In 2006, the European Maritime Safety Agency’s (Emsa) audit found that Philippine maritime schools were not compliant with international standards of training and education as mandated by the International Convention on Standards of Training, Certification and Watchkeeping for Seafarers. In December 2021, the European Commission issued an ultimatum: it would ban Filipino seafarers because the issues cited in that Emsa audit have not been addressed. That ban would have put at risk about 50,000 seafarers working on EU-flagged ships but the plan was dropped in March this year after the Marcos administration outlined the steps that have been taken to address the concerns.

Primary source of maritime manpower. The Philippines is a primary source of maritime manpower, supplying 25 percent of the world’s seafarers; last year, they sent home $6.71 billion worth of remittances. As Tulfo noted in his sponsorship speech, becoming a seafarer has become a desirable profession for those who want to secure better-paying jobs—a messman, the lowest rank in a ship, earns at least P78,000 to as high as P140,000, a salary that is impossible to get from local jobs. But this demand has given rise to fly-by-night maritime schools that were not compliant with international standards. This abuse, on top of the abuses that Filipino seafarers suffer once they are onboard (“nakasampa”), has made it imperative to make them more viable globally especially since ships have been hiring more seamen from Vietnam, Myanmar, and China.

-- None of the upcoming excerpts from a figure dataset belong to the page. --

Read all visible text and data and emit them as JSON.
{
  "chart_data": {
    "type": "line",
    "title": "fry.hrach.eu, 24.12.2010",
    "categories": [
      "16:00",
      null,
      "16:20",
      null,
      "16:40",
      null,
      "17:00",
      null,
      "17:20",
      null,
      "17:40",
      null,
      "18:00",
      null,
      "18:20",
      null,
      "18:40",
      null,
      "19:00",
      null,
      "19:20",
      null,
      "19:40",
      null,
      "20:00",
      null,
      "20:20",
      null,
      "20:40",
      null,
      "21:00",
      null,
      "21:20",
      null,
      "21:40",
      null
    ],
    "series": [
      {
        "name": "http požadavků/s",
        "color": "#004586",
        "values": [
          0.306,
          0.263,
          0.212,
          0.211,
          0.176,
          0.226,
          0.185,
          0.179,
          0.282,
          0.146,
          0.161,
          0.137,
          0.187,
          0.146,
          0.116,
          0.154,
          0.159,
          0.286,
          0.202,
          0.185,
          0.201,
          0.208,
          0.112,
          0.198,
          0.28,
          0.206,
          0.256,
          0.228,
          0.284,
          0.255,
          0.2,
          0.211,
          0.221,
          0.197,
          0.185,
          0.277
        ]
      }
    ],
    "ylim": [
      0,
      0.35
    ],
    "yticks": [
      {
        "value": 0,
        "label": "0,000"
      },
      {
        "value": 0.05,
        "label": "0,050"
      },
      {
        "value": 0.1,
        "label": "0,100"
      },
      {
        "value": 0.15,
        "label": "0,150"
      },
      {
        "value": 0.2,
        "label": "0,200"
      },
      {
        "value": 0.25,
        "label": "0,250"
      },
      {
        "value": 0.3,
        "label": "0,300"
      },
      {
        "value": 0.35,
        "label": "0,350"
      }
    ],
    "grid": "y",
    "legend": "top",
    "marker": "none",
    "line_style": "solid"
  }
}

Aside from helping Filipino seafarers become more competitive, the Magna Carta secures their rights to self-organization and collective bargaining, and to decent, just, and humane conditions aboard sea-going vessels, including protection from all forms of harassment and bullying, and free legal representation for victims of faulty contracts.

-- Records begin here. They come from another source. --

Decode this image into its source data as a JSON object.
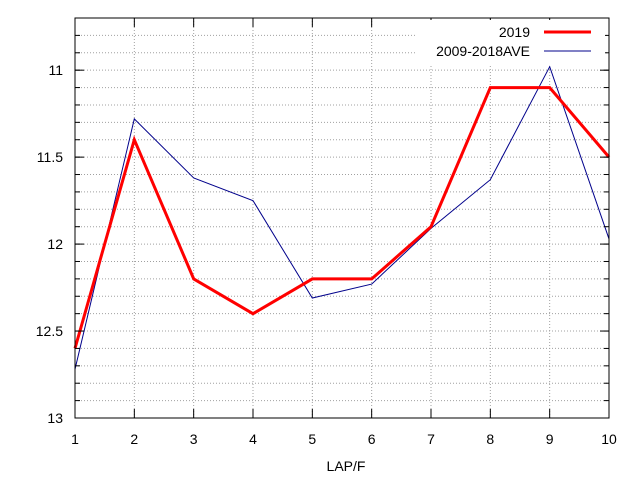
{
  "chart_data": {
    "type": "line",
    "title": "",
    "xlabel": "LAP/F",
    "ylabel": "",
    "x": [
      1,
      2,
      3,
      4,
      5,
      6,
      7,
      8,
      9,
      10
    ],
    "xlim": [
      1,
      10
    ],
    "ylim": [
      10.7,
      13.0
    ],
    "y_inverted": true,
    "x_ticks": [
      1,
      2,
      3,
      4,
      5,
      6,
      7,
      8,
      9,
      10
    ],
    "x_tick_labels": [
      "1",
      "2",
      "3",
      "4",
      "5",
      "6",
      "7",
      "8",
      "9",
      "10"
    ],
    "y_ticks": [
      11.0,
      11.5,
      12.0,
      12.5,
      13.0
    ],
    "y_tick_labels": [
      "11",
      "11.5",
      "12",
      "12.5",
      "13"
    ],
    "grid": true,
    "legend_position": "top-right",
    "series": [
      {
        "name": "2019",
        "color": "#ff0000",
        "values": [
          12.6,
          11.4,
          12.2,
          12.4,
          12.2,
          12.2,
          11.9,
          11.1,
          11.1,
          11.5
        ]
      },
      {
        "name": "2009-2018AVE",
        "color": "#00008b",
        "values": [
          12.72,
          11.28,
          11.62,
          11.75,
          12.31,
          12.23,
          11.91,
          11.63,
          10.98,
          11.97
        ]
      }
    ]
  }
}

Acts of piracy or armed robbery. Another important provision is the right to immediate medical attention, including the provision of first aid, adequate medical services, medicines, and medical supplies onboard as well as access to shore-based medical facilities. In case of a pandemic/epidemic, the bill mandates shipowners or manning agencies to shoulder expenses for medical care and board and lodging until the seafarers have been repatriated, and for the government to take over from there. During the COVID-19 pandemic, an estimated 100,000 seafarers working on cruise, cargo, and fishing ships lost their jobs; many of them were stranded aboard ships or ports overseas and the lack of legal recourse as well as delay in government assistance made their situation worse. The same condition applies to maritime accidents or deaths.

The bill also specifically disallows repatriation waivers when a seafarer is abandoned, held captive on or off the ship as a result of acts of piracy or armed robbery against the ship, or is incapable of traveling due to illness, injury, or incapacity. This is relevant as many cargo ships face pirate attacks on the high seas, putting at risk their crew. Last month, Iran-backed Houthis seized an Israel-owned and Japan-operated cargo ship with 17 Filipino seafarers onboard. The government is still working on their release.

Lackadaisical implementation. There is also a specific section mandating shipowners, manning agencies, and maritime training institutions to formulate and implement policies on gender and development and protect women seafarers against gender-based discriminatory practices such as lower compensation and lesser fringe benefits as well as undue advantage given to male seafarers in promotion and training opportunities.

The Magna Carta of Filipino Seafarers, as reflected in its many other provisions, is rooted in good intentions. But its effectiveness will largely depend on the implementation, which rests on, among others, the Commission on Higher Education and the Maritime Industry Authority to regulate maritime schools and ensure that they conform to international standards; and the Department of Labor and Employment and the Department of Migrant Workers to make sure that seafarers have decent working and living conditions and to consistently review terms of employment.

May this measure not be afflicted with lackadaisical implementation and instead encounter, as mariners say, fair winds and following seas.